Quarta parte: I servizi

I coniugi, specialmente la signora, hanno sempre partecipato e apprezzato le iniziative organizzate dal Consultorio Familiare e le hanno trovate di grande utilità. La signora inoltre ha partecipato al corso formativo diventando così “facilitatore” dei gruppi di auto mutuo aiuto per le famiglie adottive. Afferma che ha preso parte anche ad incontri che trattavano il tema dell’adolescenza in generale quindi era interessata anche ad approfondire il tema dell’adolescenza adottiva con le specificità e difficoltà che possono presentarsi in questo periodo. Sono stati quindi la curiosità, l’interesse verso il tema e il confronto con altre famiglie a spingere la coppia a partecipare alle serate del progetto “Adozione e adolescenza: rinforzare il patto adottivo, costruire l’identità”. Per i coniugi è stato utile e interessante ascoltare specialmente le testimonianze delle altre famiglie e dei ragazzi adottivi nell’ultimo

189 incontro, ritengono inoltre che l’iniziativa del gruppo rivolto ai ragazzi sia molto valida soprattutto perché permetterà loro di esprimersi, riflettere e confrontarsi su temi che li riguardano direttamente.

I signori Bianchi si dicono soddisfatti del supporto che viene offerto alle famiglie adottive da parte dei servizi. Il signore afferma che l’iter adottivo è impegnativo e richiede molto tempo e questo può essere vissuto come una seccatura ma, una volta concluso il percorso, ci si rende conto che tutto quel tempo e quell’impegno erano necessari e non sono stati sprecati. Gli operatori sono molto preparati, professionali, disponibili nell’ascolto, nel supporto alle famiglie e nel fornire consigli, non solo per quanto concerne gli operatori del Consultorio ma anche quelli dell’Ente autorizzato e del Tribunale.

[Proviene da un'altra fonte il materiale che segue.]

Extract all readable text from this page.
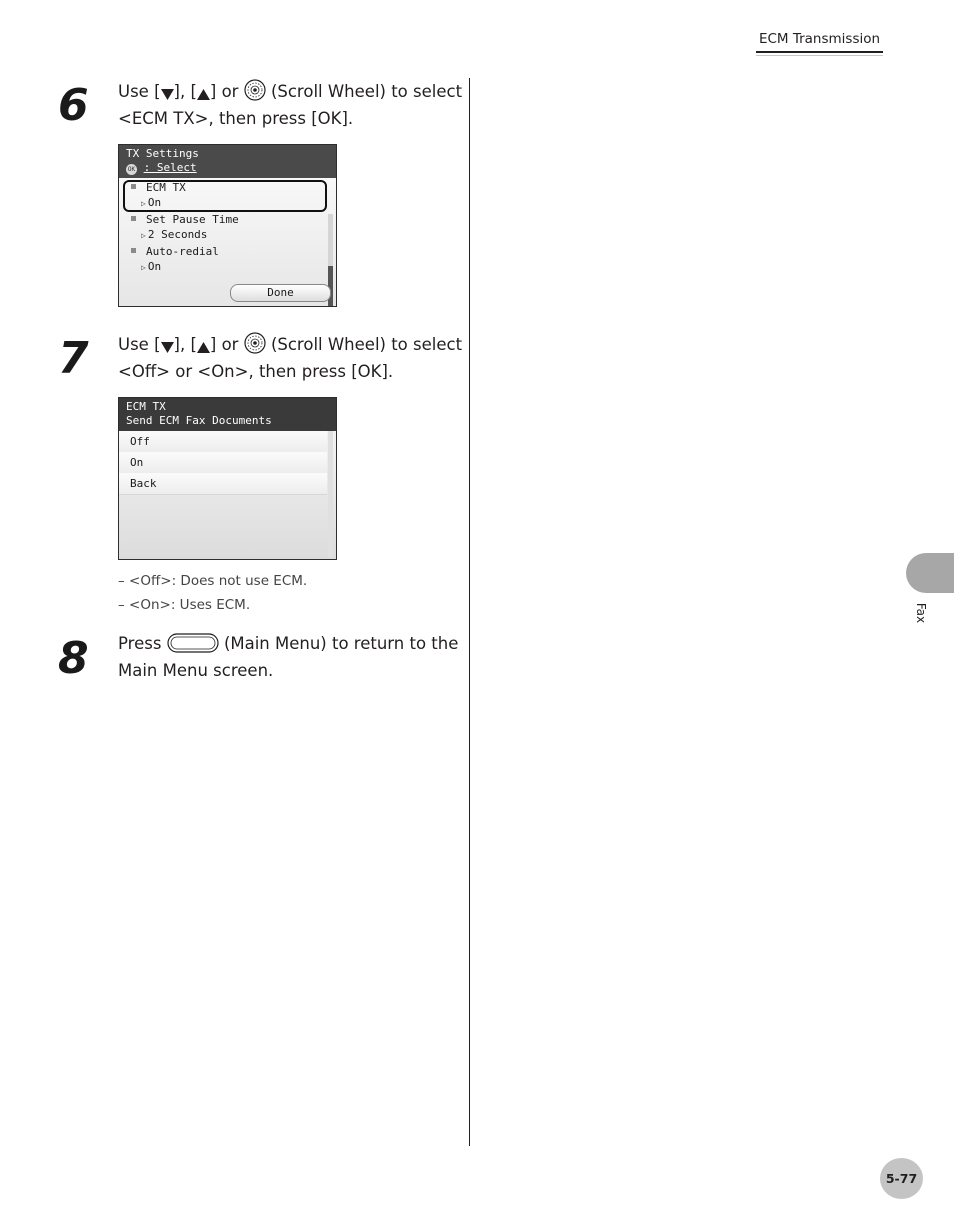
ECM Transmission
6 Use [ ], [ ] or (Scroll Wheel) to select
<ECM TX>, then press [OK].
TX Settings
OK : Select
ECM TX
▷ On
Set Pause Time
▷ 2 Seconds
Auto-redial
▷ On
Done
7 Use [ ], [ ] or (Scroll Wheel) to select
<Off> or <On>, then press [OK].
ECM TX
Send ECM Fax Documents
Off
On
Back
– <Off>: Does not use ECM.
– <On>: Uses ECM.
8 Press	(Main Menu) to return to the
Main Menu screen.
Fax
5-77
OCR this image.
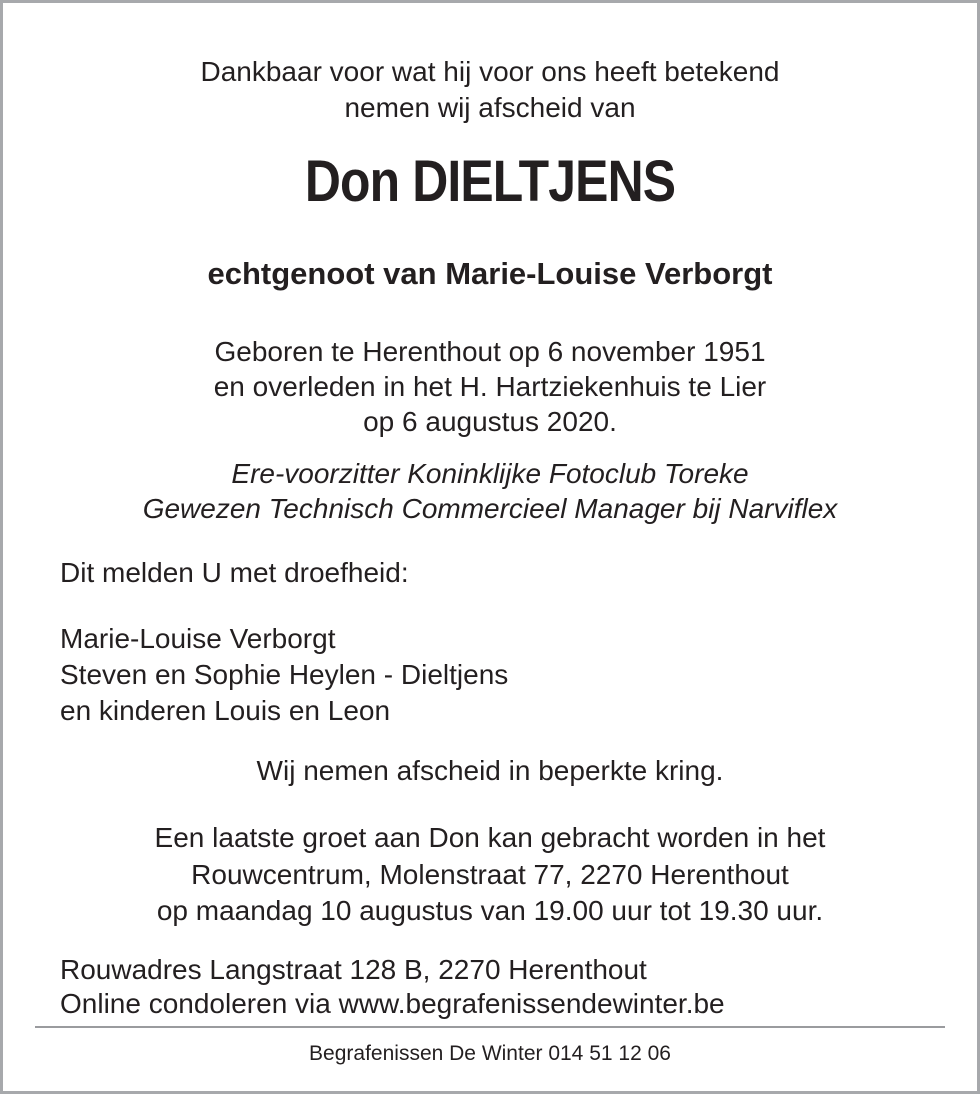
Dankbaar voor wat hij voor ons heeft betekend
nemen wij afscheid van
Don DIELTJENS
echtgenoot van Marie-Louise Verborgt
Geboren te Herenthout op 6 november 1951
en overleden in het H. Hartziekenhuis te Lier
op 6 augustus 2020.
Ere-voorzitter Koninklijke Fotoclub Toreke
Gewezen Technisch Commercieel Manager bij Narviflex
Dit melden U met droefheid:
Marie-Louise Verborgt
Steven en Sophie Heylen - Dieltjens
en kinderen Louis en Leon
Wij nemen afscheid in beperkte kring.
Een laatste groet aan Don kan gebracht worden in het
Rouwcentrum, Molenstraat 77, 2270 Herenthout
op maandag 10 augustus van 19.00 uur tot 19.30 uur.
Rouwadres Langstraat 128 B, 2270 Herenthout
Online condoleren via www.begrafenissendewinter.be
Begrafenissen De Winter 014 51 12 06
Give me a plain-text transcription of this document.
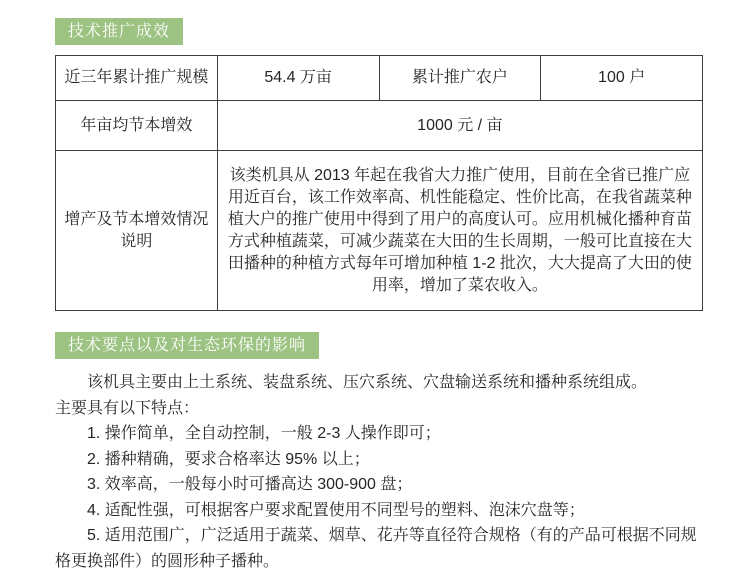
技术推广成效
近三年累计推广规模	54.4 万亩	累计推广农户	100 户
年亩均节本增效	1000 元 / 亩		
增产及节本增效情况说明	该类机具从 2013 年起在我省大力推广使用，目前在全省已推广应用近百台，该工作效率高、机性能稳定、性价比高，在我省蔬菜种植大户的推广使用中得到了用户的高度认可。应用机械化播种育苗方式种植蔬菜，可减少蔬菜在大田的生长周期，一般可比直接在大田播种的种植方式每年可增加种植 1-2 批次，大大提高了大田的使用率，增加了菜农收入。		
技术要点以及对生态环保的影响

该机具主要由上土系统、装盘系统、压穴系统、穴盘输送系统和播种系统组成。
主要具有以下特点：

1. 操作简单，全自动控制，一般 2-3 人操作即可；

2. 播种精确，要求合格率达 95% 以上；

3. 效率高，一般每小时可播高达 300-900 盘；

4. 适配性强，可根据客户要求配置使用不同型号的塑料、泡沫穴盘等；

5. 适用范围广，广泛适用于蔬菜、烟草、花卉等直径符合规格（有的产品可根据不同规格更换部件）的圆形种子播种。
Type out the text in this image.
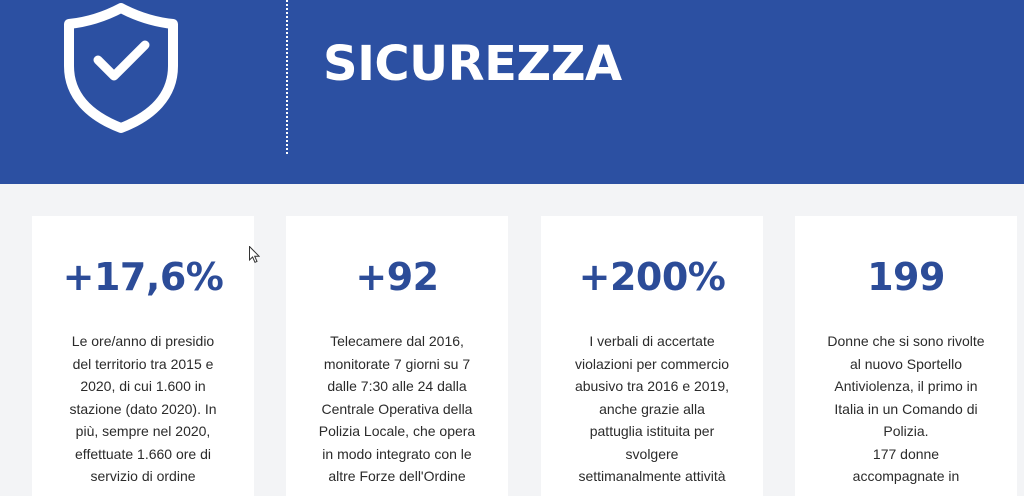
SICUREZZA
+17,6%
Le ore/anno di presidio
del territorio tra 2015 e
2020, di cui 1.600 in
stazione (dato 2020). In
più, sempre nel 2020,
effettuate 1.660 ore di
servizio di ordine
+92
Telecamere dal 2016,
monitorate 7 giorni su 7
dalle 7:30 alle 24 dalla
Centrale Operativa della
Polizia Locale, che opera
in modo integrato con le
altre Forze dell'Ordine
+200%
I verbali di accertate
violazioni per commercio
abusivo tra 2016 e 2019,
anche grazie alla
pattuglia istituita per
svolgere
settimanalmente attività
199
Donne che si sono rivolte
al nuovo Sportello
Antiviolenza, il primo in
Italia in un Comando di
Polizia.
177 donne
accompagnate in
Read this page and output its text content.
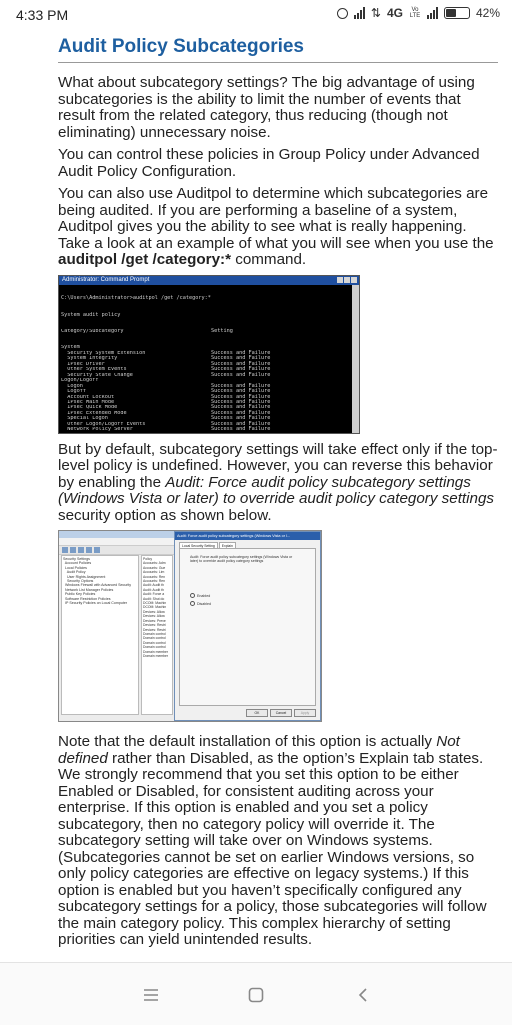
4:33 PM	⇅ 4G	Vo LTE	42%
Audit Policy Subcategories

What about subcategory settings? The big advantage of using subcategories is the ability to limit the number of events that result from the related category, thus reducing (though not eliminating) unnecessary noise.

You can control these policies in Group Policy under Advanced Audit Policy Configuration.

You can also use Auditpol to determine which subcategories are being audited. If you are performing a baseline of a system, Auditpol gives you the ability to see what is really happening. Take a look at an example of what you will see when you use the auditpol /get /category:* command.

Administrator: Command Prompt

C:\Users\Administrator>auditpol /get /category:*

System audit policy

Category/Subcategory	Setting

System
Security System Extension	Success and Failure
System Integrity	Success and Failure
IPsec Driver	Success and Failure
Other System Events	Success and Failure
Security State Change	Success and Failure
Logon/Logoff
Logon	Success and Failure
Logoff	Success and Failure
Account Lockout	Success and Failure
IPsec Main Mode	Success and Failure
IPsec Quick Mode	Success and Failure
IPsec Extended Mode	Success and Failure
Special Logon	Success and Failure
Other Logon/Logoff Events	Success and Failure
Network Policy Server	Success and Failure

But by default, subcategory settings will take effect only if the top-level policy is undefined. However, you can reverse this behavior by enabling the Audit: Force audit policy subcategory settings (Windows Vista or later) to override audit policy category settings security option as shown below.

Security Settings
Account Policies
Local Policies
Audit Policy
User Rights Assignment
Security Options
Windows Firewall with Advanced Security
Network List Manager Policies
Public Key Policies
Software Restriction Policies
IP Security Policies on Local Computer
Policy
Accounts: Adm
Accounts: Gue
Accounts: Lim
Accounts: Ren
Accounts: Ren
Audit: Audit th
Audit: Audit th
Audit: Force a
Audit: Shut do
DCOM: Machin
DCOM: Machin
Devices: Allow
Devices: Allow
Devices: Preve
Devices: Restri
Devices: Restri
Domain control
Domain control
Domain control
Domain control
Domain member
Domain member
Audit: Force audit policy subcategory settings (Windows Vista or l...
Local Security Setting	Explain
Audit: Force audit policy subcategory settings (Windows Vista or later) to override audit policy category settings
Enabled
Disabled
OK	Cancel	Apply

Note that the default installation of this option is actually Not defined rather than Disabled, as the option’s Explain tab states. We strongly recommend that you set this option to be either Enabled or Disabled, for consistent auditing across your enterprise. If this option is enabled and you set a policy subcategory, then no category policy will override it. The subcategory setting will take over on Windows systems. (Subcategories cannot be set on earlier Windows versions, so only policy categories are effective on legacy systems.) If this option is enabled but you haven’t specifically configured any subcategory settings for a policy, those subcategories will follow the main category policy. This complex hierarchy of setting priorities can yield unintended results.
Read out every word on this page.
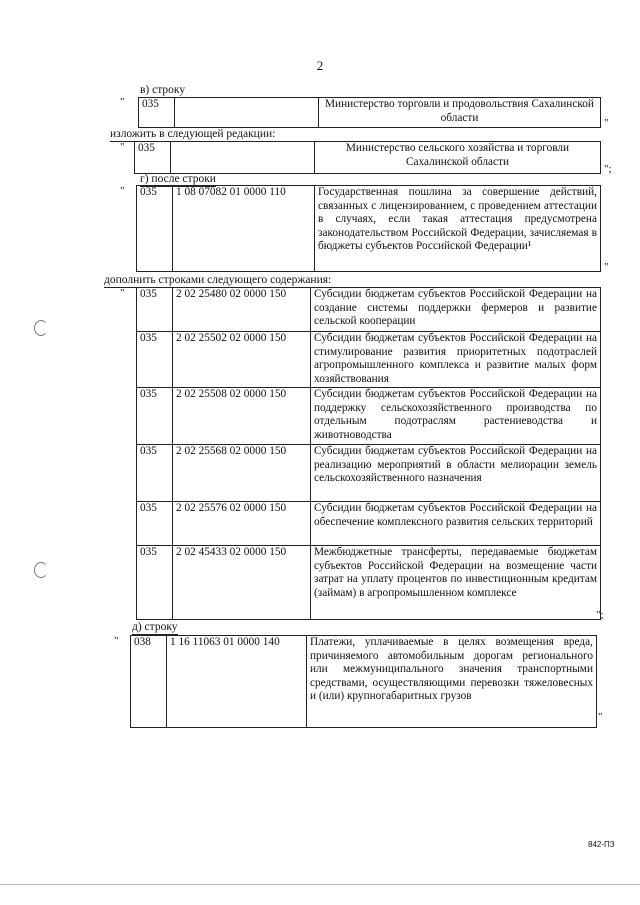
2
в) строку
" 035		Министерство торговли и продовольствия Сахалинской области	"
изложить в следующей редакции:
" 035		Министерство сельского хозяйства и торговли Сахалинской области
";
г) после строки
" 035	1 08 07082 01 0000 110	Государственная пошлина за совершение действий, связанных с лицензированием, с проведением аттестации в случаях, если такая аттестация предусмотрена законодательством Российской Федерации, зачисляемая в бюджеты субъектов Российской Федерации¹
"
дополнить строками следующего содержания:
" 035	2 02 25480 02 0000 150	Субсидии бюджетам субъектов Российской Федерации на создание системы поддержки фермеров и развитие сельской кооперации
035	2 02 25502 02 0000 150	Субсидии бюджетам субъектов Российской Федерации на стимулирование развития приоритетных подотраслей агропромышленного комплекса и развитие малых форм хозяйствования
035	2 02 25508 02 0000 150	Субсидии бюджетам субъектов Российской Федерации на поддержку сельскохозяйственного производства по отдельным подотраслям растениеводства и животноводства
035	2 02 25568 02 0000 150	Субсидии бюджетам субъектов Российской Федерации на реализацию мероприятий в области мелиорации земель сельскохозяйственного назначения
035	2 02 25576 02 0000 150	Субсидии бюджетам субъектов Российской Федерации на обеспечение комплексного развития сельских территорий
035	2 02 45433 02 0000 150	Межбюджетные трансферты, передаваемые бюджетам субъектов Российской Федерации на возмещение части затрат на уплату процентов по инвестиционным кредитам (займам) в агропромышленном комплексе
";
д) строку
" 038	1 16 11063 01 0000 140	Платежи, уплачиваемые в целях возмещения вреда, причиняемого автомобильным дорогам регионального или межмуниципального значения транспортными средствами, осуществляющими перевозки тяжеловесных и (или) крупногабаритных грузов
"
842-ПЗ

La famiglia non ha usufruito del servizio di spazio ascolto in quanto Anna è seguita, fin da quando è arrivata, da una psicologa quindi ha già un percorso avviato che prevede sia incontri singoli sia familiari.

Infine, per quanto riguarda eventuali suggerimenti nei confronti dei servizi, il padre si sente di dire di non focalizzare le iniziative solamente sugli adolescenti adottivi bensì sugli adolescenti in generale in modo che i primi non vengano “etichettati”. È importante che ci siano operatori e strutture dedicati agli adolescenti perché la sensazione di smarrimento che si vive durante l’adolescenza è un sentimento diffuso tra i ragazzi e le ragazze che siano adottati oppure no. I servizi dovrebbero quindi coinvolgere e predisporre iniziative nei confronti delle famiglie in generale e non solo quelle adottive, inoltre sarebbe opportuna una buona sensibilizzazione del tema delle problematiche adolescenziali e una comunicazione efficiente delle iniziative proposte.